CD4+ T cells are critical immune effector cells, and alteration in their function has grave consequences on inflammatory responses and immune tolerance [39]. More recently, increasing experimental and epidemiology studies have shown that the AhR plays an important role in immune functions, particularly in the realm of CD4+ T cell-mediated inflammation [17, 21].

AhR activation by TCDD promotes the differentiation of Foxp3+ Tregs in vivo and in vitro [21, 27]. IL-10-secreting T regulatory type 1 (Tr1) cells are an important subset of CD4+ T cells that control excessive inflammation and autoimmunity by inhibiting the functions of antigen-presenting cells and antigen-specific effector T cells [40]. TCDD-mediated AhR activation in CD4+ T cells directly changes the expression of genes such as IL-10, CTLA4, CD39 and GITR, and promotes CD4+ T cell differentiation into Tr1 cells [41,42,43,44]. In contrast to an increase in Tregs by TCDD, another high-affinity AhR ligand, FICZ, has been reported to enhance Th17 responses and exacerbate immune-mediated diseases in several mouse models [21, 45]. These seemingly contradictory results may be related to the activation strength of the AhR signal. New studies find that low doses of AhR ligands (TCDD, FICZ) did not induce Tregs nor alter the alloresponse, but instead increased the percentage of CD4+ T cells that produce IL-17. When administered at high doses, TCDD and FICZ induced Tr1 cells and increased Foxp3+ Tregs in conjunction with suppression of the alloresponse [46]. These data indicate that AhR has an impact on both Treg and Th17 differentiation, but Tregs may have a greater demand for activation intensity of AhR signal. Th17 is more sensitive to AhR signal, and a small amount of AhR activation can maintain the differentiation of Th17. We speculated that the attenuation of AhR signal in CD4+ T cells has a greater impact on the differentiation of Tregs, resulting in the dominance of Th17 cells.

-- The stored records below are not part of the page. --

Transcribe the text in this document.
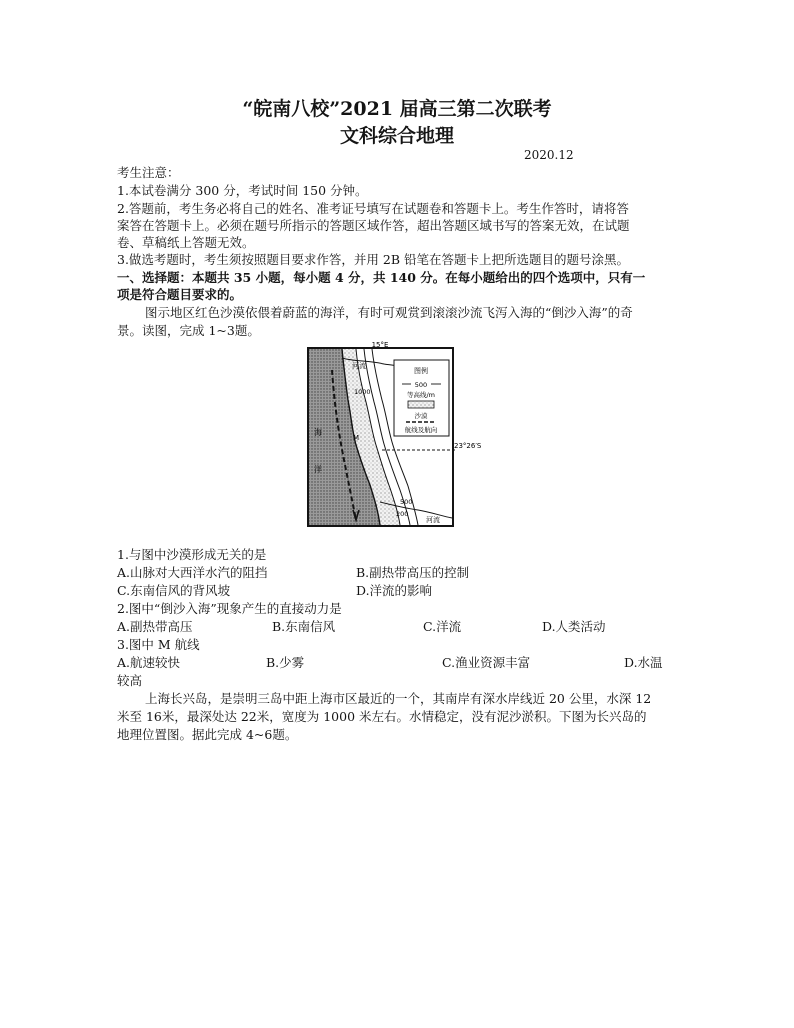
“皖南八校”2021 届高三第二次联考
文科综合地理
2020.12
考生注意：
1.本试卷满分 300 分，考试时间 150 分钟。
2.答题前，考生务必将自己的姓名、准考证号填写在试题卷和答题卡上。考生作答时，请将答
案答在答题卡上。必须在题号所指示的答题区域作答，超出答题区域书写的答案无效，在试题
卷、草稿纸上答题无效。
3.做选考题时，考生须按照题目要求作答，并用 2B 铅笔在答题卡上把所选题目的题号涂黑。
一、选择题：本题共 35 小题，每小题 4 分，共 140 分。在每小题给出的四个选项中，只有一
项是符合题目要求的。
图示地区红色沙漠依偎着蔚蓝的海洋，有时可观赏到滚滚沙流飞泻入海的“倒沙入海”的奇
景。读图，完成 1~3题。
图例
500
等高线/m
沙漠
航线及航向
15°E
23°26′S
河流
河流
1000
500
200
M
海
洋
1.与图中沙漠形成无关的是
A.山脉对大西洋水汽的阻挡	B.副热带高压的控制
C.东南信风的背风坡	D.洋流的影响
2.图中“倒沙入海”现象产生的直接动力是
A.副热带高压	B.东南信风	C.洋流	D.人类活动
3.图中 M 航线
A.航速较快	B.少雾	C.渔业资源丰富	D.水温
较高
上海长兴岛，是崇明三岛中距上海市区最近的一个，其南岸有深水岸线近 20 公里，水深 12
米至 16米，最深处达 22米，宽度为 1000 米左右。水情稳定，没有泥沙淤积。下图为长兴岛的
地理位置图。据此完成 4~6题。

In this study, AhR expression was significantly downregulated in CD4+ T cells from patients with aGVHD compared with those from non-aGVHD cases. In addition, our results confirmed that after activating AhR deficient CD4+ T cells, the expression levels of the activation markers-CD40L, CD134 and CD137 and cell proliferation activity were significantly higher than those of AhR-expressing CD4+ T cells. Studies have shown that AhR endogenous ligands in the plasma of aGVHD patients are significantly reduced, indicating that the AhR signaling pathway is inhibited in aGVHD patients [47, 48]. These results suggest that the normal expression and activation of AhR are important factors in preventing CD4+ T cell over activation and proliferation, which may be related to AhR promoting Treg cell differentiation and function. Restoring the expression of AhR in aGVHD CD4+ T cells and fully activating it can promote the differentiation of Tregs and induce the expression of functional genes, inhibiting the activation and proliferation of CD4+ T cells.

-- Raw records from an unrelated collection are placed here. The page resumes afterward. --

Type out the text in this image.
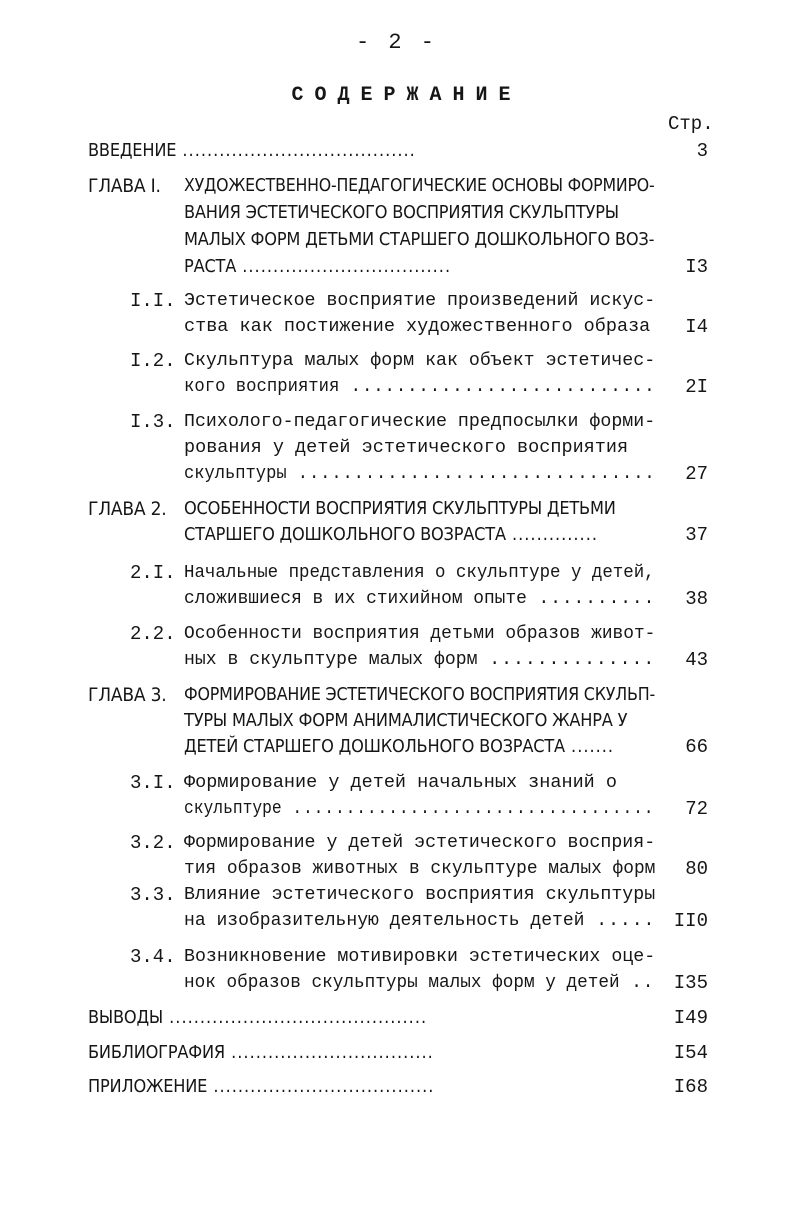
- 2 -
СОДЕРЖАНИЕ
Стр.
ВВЕДЕНИЕ ......................................	3
ГЛАВА I. ХУДОЖЕСТВЕННО-ПЕДАГОГИЧЕСКИЕ ОСНОВЫ ФОРМИРО-
ВАНИЯ ЭСТЕТИЧЕСКОГО ВОСПРИЯТИЯ СКУЛЬПТУРЫ
МАЛЫХ ФОРМ ДЕТЬМИ СТАРШЕГО ДОШКОЛЬНОГО ВОЗ-
РАСТА ..................................	I3
I.I. Эстетическое восприятие произведений искус-
ства как постижение художественного образа	I4
I.2. Скульптура малых форм как объект эстетичес-
кого восприятия ...........................	2I
I.3. Психолого-педагогические предпосылки форми-
рования у детей эстетического восприятия
скульптуры ................................	27
ГЛАВА 2. ОСОБЕННОСТИ ВОСПРИЯТИЯ СКУЛЬПТУРЫ ДЕТЬМИ
СТАРШЕГО ДОШКОЛЬНОГО ВОЗРАСТА ..............	37
2.I. Начальные представления о скульптуре у детей,
сложившиеся в их стихийном опыте ..........	38
2.2. Особенности восприятия детьми образов живот-
ных в скульптуре малых форм ..............	43
ГЛАВА 3. ФОРМИРОВАНИЕ ЭСТЕТИЧЕСКОГО ВОСПРИЯТИЯ СКУЛЬП-
ТУРЫ МАЛЫХ ФОРМ АНИМАЛИСТИЧЕСКОГО ЖАНРА У
ДЕТЕЙ СТАРШЕГО ДОШКОЛЬНОГО ВОЗРАСТА .......	66
3.I. Формирование у детей начальных знаний о
скульптуре ..................................	72
3.2. Формирование у детей эстетического восприя-
тия образов животных в скульптуре малых форм	80
3.3. Влияние эстетического восприятия скульптуры
на изобразительную деятельность детей ..... II0
3.4. Возникновение мотивировки эстетических оце-
нок образов скульптуры малых форм у детей ..	I35
ВЫВОДЫ ..........................................	I49
БИБЛИОГРАФИЯ .................................	I54
ПРИЛОЖЕНИЕ ....................................	I68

CTCF is a ubiquitously expressed and multifunctional transcription factor implicated in many key cellular processes, including promoter activation and repression, hormone-responsive gene silencing, and genomic imprinting. It is essential and highly conserved from Drosophila to mice and humans [49, 50]. Of note, it was recently shown that CTCF may be closely related to Th2 cell and Treg differentiation. Th2 polarization of CTCF-deficient CD4+ T cells was blocked, and the transcription levels of IL-4, IL-5 and IL-13 were strongly reduced. In addition, the differentiation of CTCF-deficient CD4+ T cells into Tregs was also suppressed, and Foxp3 expression was decreased [51]. CTCF cooperates with Oct-1 to directly interact with the IL-17 locus, regulate Th17 cell differentiation and IL-17 production [52]. These studies showed that CTCF is involved in increasing Tregs and reducing Th17 cells.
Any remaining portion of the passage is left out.